Because there is no uniform answer to this question, it’s prudent that associations of all types commission regular reserve studies. While there are elements of a reserve study that are engineering-based, the primary function of reserve studies is capital planning. From developing capital expenditure schedules to a tailor-made reserve funding plan, reserve studies work with and for your community to answer this question for your individual association.
Recommended to be updated on a two to five year cycle, reserve studies keep your association up-to-date on when community components will need repair or replacement, in which order these projects should take place over the next 30 years, and how much money will be required in reserve funds at each specific juncture to ensure timely component maintenance.
The threshold funding method is most commonly used by Reserve Advisors when laying out an association’s capital plan. Using this strategy, associations will have a detailed capital plan that answers the exact question, “how much should we have in reserve funds?”

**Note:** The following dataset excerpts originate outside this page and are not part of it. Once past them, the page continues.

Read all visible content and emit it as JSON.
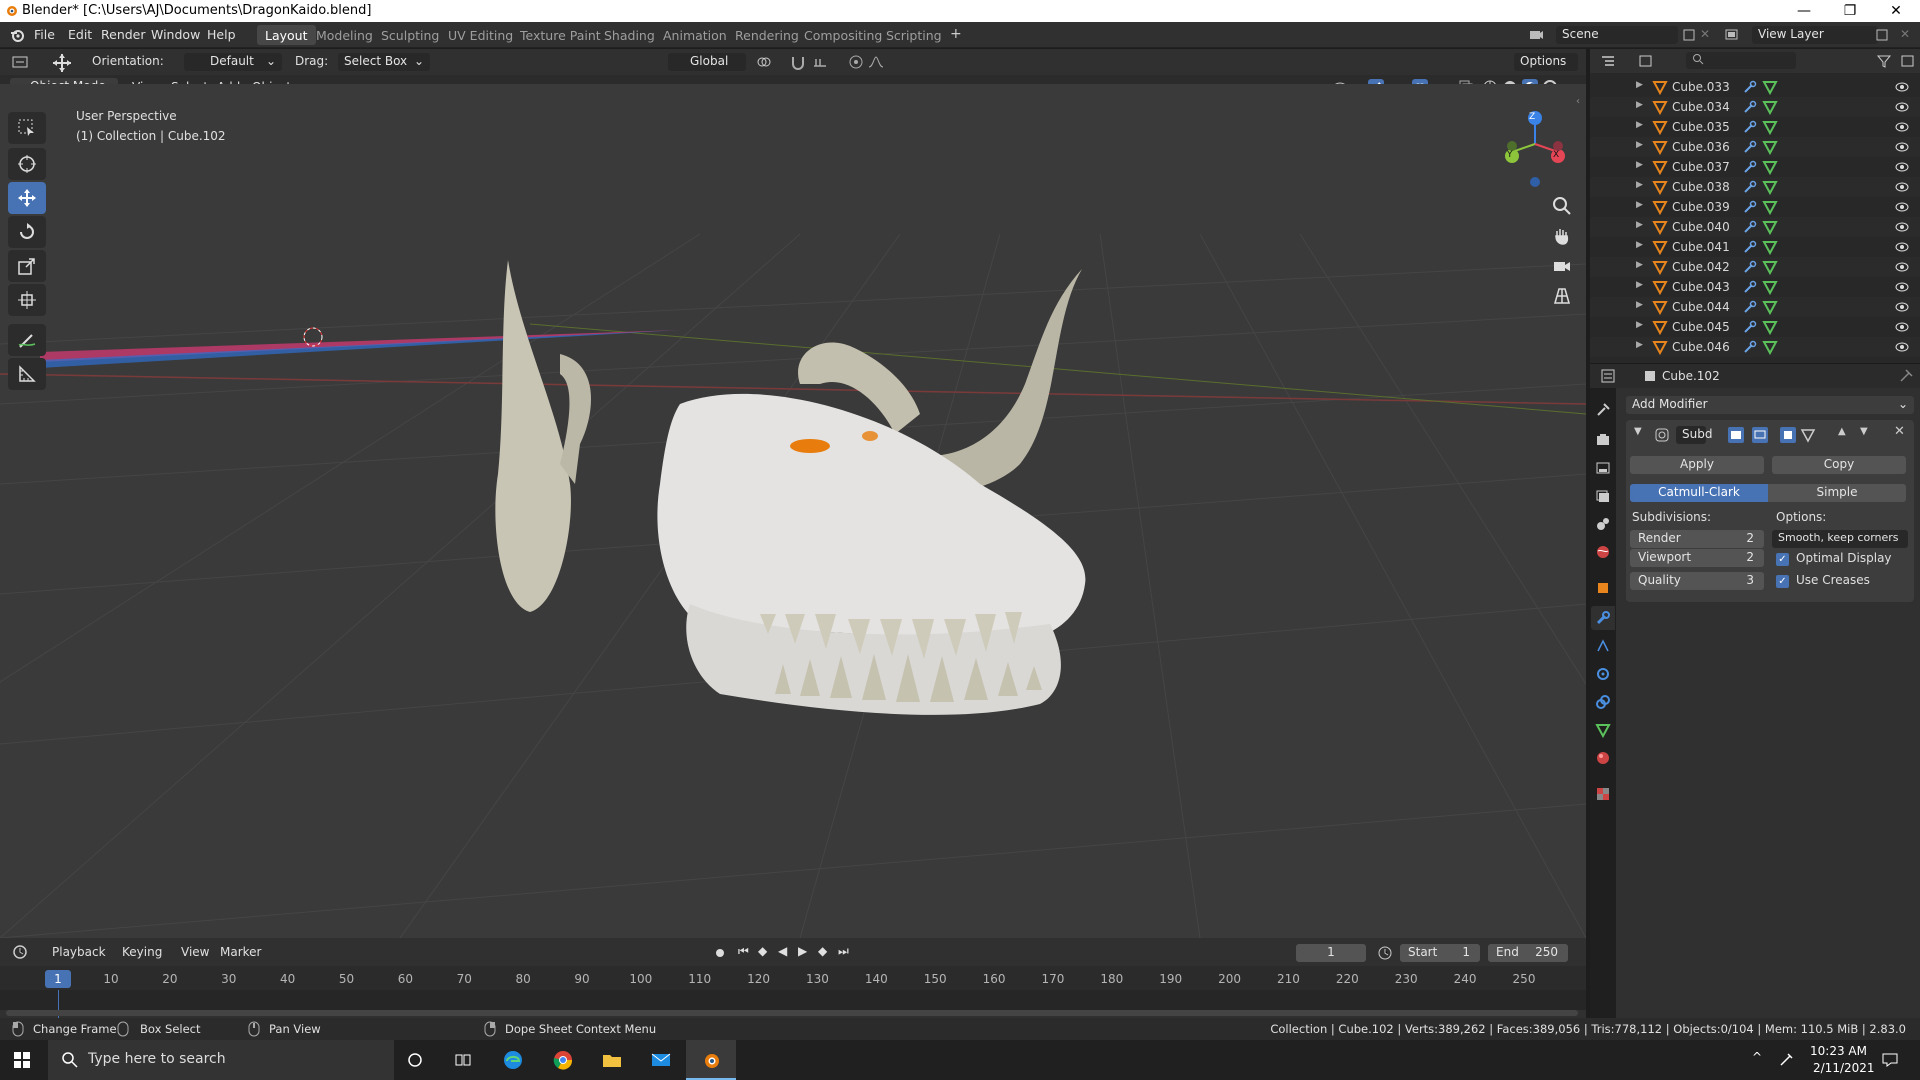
{
  "titlebar": {
    "title": "Blender* [C:\\Users\\AJ\\Documents\\DragonKaido.blend]",
    "minimize": "—",
    "maximize": "❐",
    "close": "✕"
  },
  "menu": [
    "File",
    "Edit",
    "Render",
    "Window",
    "Help"
  ],
  "workspaces": [
    "Layout",
    "Modeling",
    "Sculpting",
    "UV Editing",
    "Texture Paint",
    "Shading",
    "Animation",
    "Rendering",
    "Compositing",
    "Scripting"
  ],
  "workspace_add": "+",
  "scene": {
    "label": "Scene",
    "view_layer": "View Layer"
  },
  "tool_header": {
    "orientation_label": "Orientation:",
    "orientation_value": "Default",
    "drag_label": "Drag:",
    "drag_value": "Select Box",
    "transform": "Global",
    "options": "Options"
  },
  "viewport_header": {
    "mode": "Object Mode",
    "items": [
      "View",
      "Select",
      "Add",
      "Object"
    ]
  },
  "viewport": {
    "perspective": "User Perspective",
    "collection": "(1) Collection | Cube.102",
    "gizmo_axes": [
      "Z",
      "Y",
      "X"
    ]
  },
  "outliner": {
    "rows": [
      "Cube.033",
      "Cube.034",
      "Cube.035",
      "Cube.036",
      "Cube.037",
      "Cube.038",
      "Cube.039",
      "Cube.040",
      "Cube.041",
      "Cube.042",
      "Cube.043",
      "Cube.044",
      "Cube.045",
      "Cube.046"
    ]
  },
  "properties": {
    "object": "Cube.102",
    "add_modifier": "Add Modifier",
    "modifier_name": "Subd",
    "apply": "Apply",
    "copy": "Copy",
    "catmull": "Catmull-Clark",
    "simple": "Simple",
    "subdivisions_label": "Subdivisions:",
    "options_label": "Options:",
    "render_label": "Render",
    "render_value": "2",
    "viewport_label": "Viewport",
    "viewport_value": "2",
    "quality_label": "Quality",
    "quality_value": "3",
    "uv_smooth": "Smooth, keep corners",
    "optimal_display": "Optimal Display",
    "use_creases": "Use Creases"
  },
  "timeline": {
    "menus": [
      "Playback",
      "Keying",
      "View",
      "Marker"
    ],
    "current_frame": "1",
    "start_label": "Start",
    "start": "1",
    "end_label": "End",
    "end": "250",
    "ticks": [
      "1",
      "10",
      "20",
      "30",
      "40",
      "50",
      "60",
      "70",
      "80",
      "90",
      "100",
      "110",
      "120",
      "130",
      "140",
      "150",
      "160",
      "170",
      "180",
      "190",
      "200",
      "210",
      "220",
      "230",
      "240",
      "250"
    ]
  },
  "status": {
    "change_frame": "Change Frame",
    "box_select": "Box Select",
    "pan_view": "Pan View",
    "context_menu": "Dope Sheet Context Menu",
    "stats": "Collection | Cube.102 | Verts:389,262 | Faces:389,056 | Tris:778,112 | Objects:0/104 | Mem: 110.5 MiB | 2.83.0"
  },
  "taskbar": {
    "search_placeholder": "Type here to search",
    "time": "10:23 AM",
    "date": "2/11/2021"
  },
  "colors": {
    "accent": "#4772b3",
    "panel": "#303030",
    "viewport": "#3a3a3a",
    "orange": "#e87d0d",
    "green_axis": "#8cc43c",
    "red_axis": "#e54656",
    "blue_axis": "#3b82e6"
  }
}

While reserve study providers can utilize a variety of funding methods in their reports, we find that threshold funding allows for associations to put stable amounts of money into reserves each year, making sure that there is enough to ensure that capital projects can be addressed in a timely manner while not hoarding unnecessary amounts of money.
If your association is underfunded, a reserve study will help you get back on track to adequate reserves over time. Our engineers are highly versed in life cycle cost analysis and have the knowledge and experience to guide your association to fulfill its responsibilities without overlooking any needed community expenses.
The truth is, the amount an association needs in reserve funds differs year to year, and there isn’t necessarily a specific percentage at which reserves need to be consistently funded. Methods that target an arbitrary balance relative to the fully funded balance do not offer a complete picture of overall financial health. While maintaining a 100 percent funded balance is generally a safe strategy, it typically results in over-funded reserves. On the other hand, threshold funding provides a clear, easy-to-follow plan to ensure a healthy community and adequately funded reserves.
One very important point to consider, however, is that there should ideally always be enough reserve funds to cover expenses when they arise without having to implement hefty special assessments on residents. Not only is this unfair to residents, especially those on a fixed income, but it can lead to decreased property values as underfunded associations are more likely to defer maintenance and capital projects. Furthermore, community reserve funds are being scrutinized more than ever by potential buyers.
At the end of the day, commissioning a reserve study and following its recommendations can save associations the time, hassle, and negative outcomes of being underfunded. Better yet? They will answer the question of how much your association should have in reserve funds at any given time. Your association and its budgetary needs are unique, and your reserve study will be too!